In less than a year, Memorial Sloan-Kettering has immersed Watson in the complexities of cancer and the explosion of genetic research which has set the stage for changing care practices for many cancer patients, with highly specialised treatments based on their personal genetic tumour type.
Starting with 1,500 lung cancer cases, Memorial Sloan-Kettering clinicians and analysts are training Watson to extract and interpret physician notes, lab results and clinical research, while sharing its expertise and experiences in treating hundreds of thousands of patients with cancer.
“It can take years for the latest developments in oncology to reach all practice settings. The combination of transformational technologies found in Watson with our cancer analytics and decision-making process, has the potential to revolutionise the accessibility of information for the treatment of cancer in communities across the country and around the world,” said Craig Thompson, President of Memorial Sloan-Kettering Cancer Center.
“Ultimately, we expect this comprehensive, evidence-based approach will profoundly enhance cancer care by accelerating the dissemination of practice-changing research at an unprecedented pace.”
The Maine Center for Cancer Medicine and Westmed Medical Group will be the first to try out the new technology, and their oncologists will provide feedback to WellPoint, IBM and Memorial Sloan-Kettering to improve usability.

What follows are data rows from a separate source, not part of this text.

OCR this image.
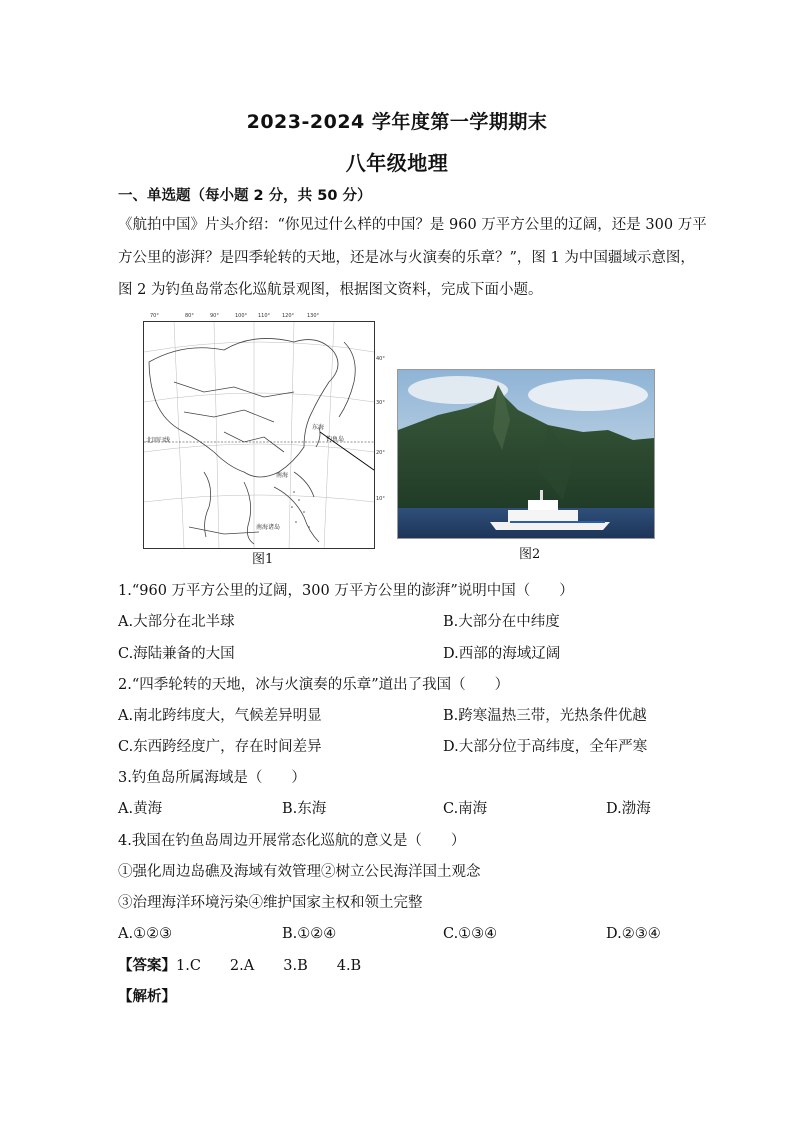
2023-2024 学年度第一学期期末
八年级地理
一、单选题（每小题 2 分，共 50 分）
《航拍中国》片头介绍：“你见过什么样的中国？是 960 万平方公里的辽阔，还是 300 万平
方公里的澎湃？是四季轮转的天地，还是冰与火演奏的乐章？”，图 1 为中国疆域示意图，
图 2 为钓鱼岛常态化巡航景观图，根据图文资料，完成下面小题。
东海
钓鱼岛
南海
北回归线
南海诸岛
70°	80°	90°	100° 110° 120°	130°
40°
30°
20°
10°
图1	图2
1.“960 万平方公里的辽阔，300 万平方公里的澎湃”说明中国（　　）
A.大部分在北半球	B.大部分在中纬度
C.海陆兼备的大国	D.西部的海域辽阔
2.“四季轮转的天地，冰与火演奏的乐章”道出了我国（　　）
A.南北跨纬度大，气候差异明显	B.跨寒温热三带，光热条件优越
C.东西跨经度广，存在时间差异	D.大部分位于高纬度，全年严寒
3.钓鱼岛所属海域是（　　）
A.黄海	B.东海	C.南海	D.渤海
4.我国在钓鱼岛周边开展常态化巡航的意义是（　　）
①强化周边岛礁及海域有效管理②树立公民海洋国土观念
③治理海洋环境污染④维护国家主权和领土完整
A.①②③	B.①②④	C.①③④	D.②③④
【答案】1.C　　2.A　　3.B　　4.B
【解析】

Speeding decisions to improve patient care
Watson absorbed more than 25,000 test case scenarios and 1,500 real-life cases, and gained the ability to interpret the meaning and analyse queries in the context of complex medical data and human and natural language, including doctors notes, patient records, medical annotations and clinical feedback. In addition, more than 14,700 hours of hands-on training was spent by nurses who meticulously trained Watson.
Watson continues to learn while on the job, much like a medical resident, while working with the WellPoint nurses who originally conducted its training. It started processing common, medical procedure requests by providers for members in WellPoint affiliated health plans in December, and was expanded to include five provider offices in the Midwest.
Watson will serve as a powerful tool to accelerate the review process between a patient’s physician and their health plan. The new products include the Interactive Care Insights for Oncology, powered by Watson, in collaboration with IBM, Memorial Sloan-Kettering and WellPoint.
The WellPoint Interactive Care Guide and Interactive Care Reviewer, powered by Watson, designed for utilisation management in collaboration with WellPoint and IBM.